A sa parution chez Ollendorf en mai 1887, le recueil Le Horla connaît un grand succès public et critique. C’est surtout la nouvelle-titre qui retient l’attention des commentateurs, impressionnés par le caractère effrayant du récit et surpris par cette incursion inattendue de l’auteur de Bel-Ami dans le genre fantastique. Ainsi Louis de Caters note-t-il dans sa critique de Paris, le 1er juin :
« Je n’ai rien lu, dans le genre fantastique, de plus terrifiant, je dirai même d’aussi terrifiant que cette étude, selon moi encore supérieure à tous les contes d’Hoffmann et de Poe. Après avoir excellé dans le naturalisme, M. de Maupassant s’attaque maintenant au "surnaturalisme" et, pour son coup d’essai, frappe un coup de maître. »

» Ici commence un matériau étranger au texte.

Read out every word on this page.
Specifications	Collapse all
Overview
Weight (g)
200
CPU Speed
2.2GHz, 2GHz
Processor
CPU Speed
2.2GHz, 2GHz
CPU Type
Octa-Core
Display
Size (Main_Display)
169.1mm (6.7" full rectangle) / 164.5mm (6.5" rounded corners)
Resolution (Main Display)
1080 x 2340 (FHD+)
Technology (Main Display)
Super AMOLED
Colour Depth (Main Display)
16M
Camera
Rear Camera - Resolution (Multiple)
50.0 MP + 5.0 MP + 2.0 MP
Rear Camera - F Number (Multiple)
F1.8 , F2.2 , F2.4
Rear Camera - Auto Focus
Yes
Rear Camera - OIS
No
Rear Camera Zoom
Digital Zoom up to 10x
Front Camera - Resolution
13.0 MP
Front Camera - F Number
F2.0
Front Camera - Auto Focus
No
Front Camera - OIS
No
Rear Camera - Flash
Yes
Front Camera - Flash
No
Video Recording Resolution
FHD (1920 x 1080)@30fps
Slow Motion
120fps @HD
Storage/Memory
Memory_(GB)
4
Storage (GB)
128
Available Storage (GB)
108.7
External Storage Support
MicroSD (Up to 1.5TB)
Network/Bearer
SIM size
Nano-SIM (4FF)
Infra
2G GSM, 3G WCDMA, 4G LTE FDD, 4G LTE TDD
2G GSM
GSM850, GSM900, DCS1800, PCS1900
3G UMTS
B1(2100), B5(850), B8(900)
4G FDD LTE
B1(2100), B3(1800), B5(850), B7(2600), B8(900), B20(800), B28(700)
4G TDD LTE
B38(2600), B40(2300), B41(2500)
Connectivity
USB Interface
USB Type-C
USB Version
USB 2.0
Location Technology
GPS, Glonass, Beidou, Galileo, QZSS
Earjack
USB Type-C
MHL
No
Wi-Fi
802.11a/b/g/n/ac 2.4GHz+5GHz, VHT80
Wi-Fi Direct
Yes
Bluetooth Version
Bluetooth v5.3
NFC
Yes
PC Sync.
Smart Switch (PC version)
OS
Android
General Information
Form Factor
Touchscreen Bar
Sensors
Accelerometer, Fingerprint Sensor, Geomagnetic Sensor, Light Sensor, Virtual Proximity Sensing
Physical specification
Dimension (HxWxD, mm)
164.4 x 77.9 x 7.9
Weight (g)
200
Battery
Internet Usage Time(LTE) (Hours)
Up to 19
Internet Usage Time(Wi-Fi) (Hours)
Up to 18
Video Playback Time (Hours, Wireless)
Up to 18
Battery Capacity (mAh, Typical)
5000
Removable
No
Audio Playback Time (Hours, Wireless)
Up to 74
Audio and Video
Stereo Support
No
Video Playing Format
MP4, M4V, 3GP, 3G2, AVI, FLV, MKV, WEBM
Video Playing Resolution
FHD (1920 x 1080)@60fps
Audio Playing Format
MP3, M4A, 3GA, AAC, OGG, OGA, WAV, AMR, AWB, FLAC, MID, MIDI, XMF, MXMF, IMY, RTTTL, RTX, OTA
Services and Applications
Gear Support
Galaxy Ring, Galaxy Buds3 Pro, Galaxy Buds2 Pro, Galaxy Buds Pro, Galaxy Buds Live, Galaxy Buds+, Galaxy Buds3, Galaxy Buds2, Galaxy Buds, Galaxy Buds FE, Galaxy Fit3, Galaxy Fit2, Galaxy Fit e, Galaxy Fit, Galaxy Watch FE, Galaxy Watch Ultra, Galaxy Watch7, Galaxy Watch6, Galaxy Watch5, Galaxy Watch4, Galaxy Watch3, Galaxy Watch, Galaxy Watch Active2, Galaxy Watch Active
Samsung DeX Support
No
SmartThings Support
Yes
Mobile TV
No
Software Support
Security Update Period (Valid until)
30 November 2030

La nouvelle, maintes fois adaptée au théâtre et au cinéma, connaîtra une longue postérité – même si certains lecteurs feront parfois la fine bouche, à l’instar du célèbre écrivain de science-fiction René Barjavel qui écrira en 1952 dans Carrefour, à propos de l’adaptation à la radio de la nouvelle de Maupassant :
« Il suffit de penser à Poe pour voir ce qui manque à Maupassant quand il aborde le genre fantastico-horrifiant : tout simplement le génie. Et dans ce genre, ce qui n’est pas parfaitement réussi est grotesque. »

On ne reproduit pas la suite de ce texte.